Thursday, May 5, 2011

No escape


Reminders of the past are abundant in Richmond. This cannon in the median strip on Monument Avenue is just east of the Jefferson Davis monument and marks the spot where a large earthwork for the inner line of defense of Richmond was constructed in 1861.

I can't think of many American cities other than Richmond -- with the exception, perhaps, of Washington -- where the past is still so much with us.

I think that's a good thing.

The constant reminders of Richmond's history keep us in touch with both the greatness of our past and our terrible mistakes. There are lessons to be learned from both, and knowing the differences today, perhaps even especially today, are important.

A visit to St. John's Church on Church Hill brings to mind in tangible form the important role Richmond played in the battle to separate ourselves from British rule. It's impossible to see the interior of this unimposing, yet charming, house of worship without imagining Patrick Henry and his "Give me liberty, or give me death" clarion call to the Virginia Convention in 1775, as he sought to persuade the Virginia House of Burgesses to deliver Virginia troops to the Revolutionary War. Among those who sat in the pews, listening, were Thomas Jefferson and George Washington.

A drive down Richmond's (and perhaps the nation's) grandest residential boulevard, Monument Avenue, calls to mind vividly the South's tragic effort to dissolve the union that had been so dearly won almost a century before. When the avenue's monuments were erected, they resonated far differently than they do now. Today, a century or more later, we no longer celebrate the Lost Cause memories that comforted a defeated people. Instead, those magnificent statues of men such as Stuart, Davis, Jackson and Lee -- the latter being one of the finest works of public art on view anywhere -- remind us that times change and wrongs can be righted, that lost causes are not always considered by history to be noble causes, despite the mantle of nobility their proponents might then have worn.

The past is inescapable in odd ways here in Richmond.
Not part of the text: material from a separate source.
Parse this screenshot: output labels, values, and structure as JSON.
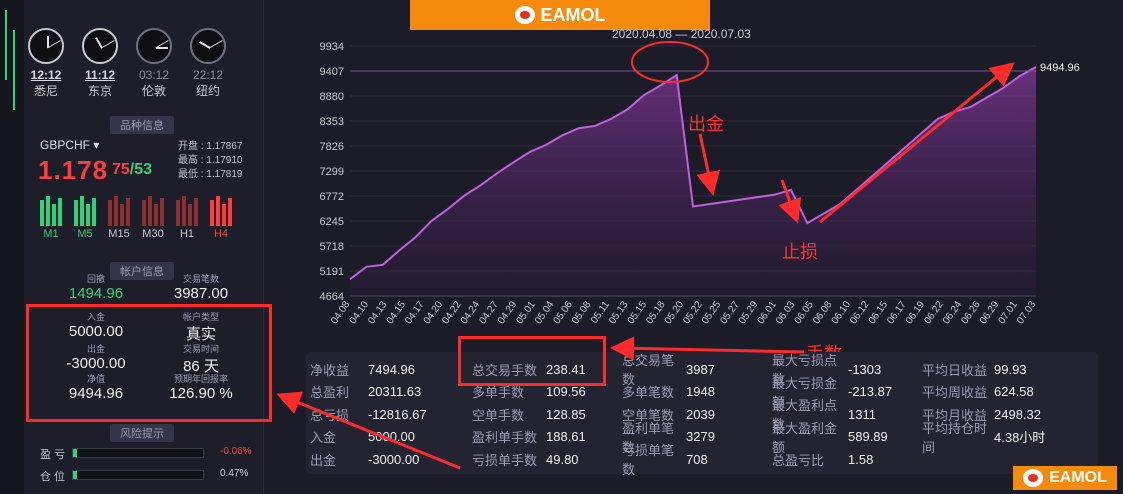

When I go to the grocery store on Brook Road, just north of the city's limits, I'm confronted by a carefully tended remnant of the breastworks that protected Richmond from Union General George B. McClellan's forces, bent on seizing the Confederate Capital.

This leftover bit of temporary fortification, now a mound covered by lush, green grass and evergreens, is surrounded by a wrought-iron fence and stands in a parking lot in front of a Martin's Food Market. Yes, just imagine that for a moment, and you'll know what I mean when I talk about Richmond's unfailing history lessons.

Now, with the 150th anniversary of the Civil War upon us, the reminders are even more present. Just after Richmond fell, Abraham Lincoln and his son Tad visited Richmond's still smoldering ruins, on April 4 and 5, 1865. Among the stops he made were the White House of the Confederacy, the State Capitol and Libby Prison.

And, yes, there is a historical marker that offers details of Lincoln's tour.

And as if those monuments, buildings, and markers were not enough, word came yesterday that Steven Spielberg will film his biographical drama "Lincoln" in Richmond this fall. Based on a book by Doris Kearns Goodwin, the movie is expected to be released in 2012. Keep your eyes peeled and you might spot Academy Award-winning actors Daniel Day-Lewis (Abraham Lincoln) and Sally Field (Mary Todd Lincoln).

William Faulkner, the revered Southern writer, put it succinctly in his 1951 book "Requiem for a Nun." His character Temple Drake, who first appeared as a college student in his novel "Sanctuary," is now a grown woman with a child and is coming to grips with her own turbulent history. Faulkner wrote:

"The past is never dead. It's not even past."